One year after the credit crunch first began to bite, the real-world pain is far worse than anyone predicted. True, a few doomy souls did warn that the credit markets could seize up indefinitely, that United States home prices could slump, and that some financial institutions would be in danger of going belly-up.
And sure enough 12 months on, corporate credit spreads remain wide enough to drive a truck through despite a series of emergency interest rate cuts, US house prices have plunged 18 per cent and the world's banks have been forced to write off some US$300 billion worth of subprime debt.
But what no one foresaw was just how much the credit crunch would hurt, combined with the doubling of oil prices between last August and early last month (see the first chart), which has helped ignite the highest inflation in years and slammed the brakes on global growth.
Now an increasing number of critics are arguing that at least some of the pain could have been avoided. They contend that far from helping the global economy ride out the credit crunch, the US Federal Reserve's 3.25 percentage point reduction in interest rates between last August and April this year inflated a bubble in commodity markets that drove up costs for both consumers and businesses and helped push economies to the brink of recession.
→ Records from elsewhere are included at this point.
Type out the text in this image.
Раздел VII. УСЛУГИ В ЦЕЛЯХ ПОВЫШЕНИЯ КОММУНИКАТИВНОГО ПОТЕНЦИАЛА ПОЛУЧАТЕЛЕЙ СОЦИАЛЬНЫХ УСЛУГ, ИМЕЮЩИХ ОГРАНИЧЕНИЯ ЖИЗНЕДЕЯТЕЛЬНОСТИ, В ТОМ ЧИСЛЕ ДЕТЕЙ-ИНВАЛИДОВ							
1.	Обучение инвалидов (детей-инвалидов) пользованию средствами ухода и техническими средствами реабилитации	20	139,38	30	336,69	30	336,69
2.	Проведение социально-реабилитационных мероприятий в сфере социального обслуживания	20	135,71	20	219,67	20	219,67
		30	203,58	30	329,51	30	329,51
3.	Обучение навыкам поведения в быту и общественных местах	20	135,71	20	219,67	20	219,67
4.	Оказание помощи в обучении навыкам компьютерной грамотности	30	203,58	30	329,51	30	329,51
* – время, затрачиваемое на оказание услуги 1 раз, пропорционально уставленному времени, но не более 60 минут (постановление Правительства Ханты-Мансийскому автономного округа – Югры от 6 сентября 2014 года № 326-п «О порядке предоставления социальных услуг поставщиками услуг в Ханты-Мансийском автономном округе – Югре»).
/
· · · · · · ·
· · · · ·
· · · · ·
The trouble was that the funding squeeze that began last summer, started not so much because of a shortage of liquidity but because of banks' reluctance to lend amid a crisis of confidence about credit quality.
As a result, cutting interest rates did little to alleviate the financial crisis but it did make it cheaper for speculative investors to pump a flood of liquidity into the commodities markets through futures and over-the-counter derivatives (see the second chart), pushing forward energy prices sharply higher than the spot market price.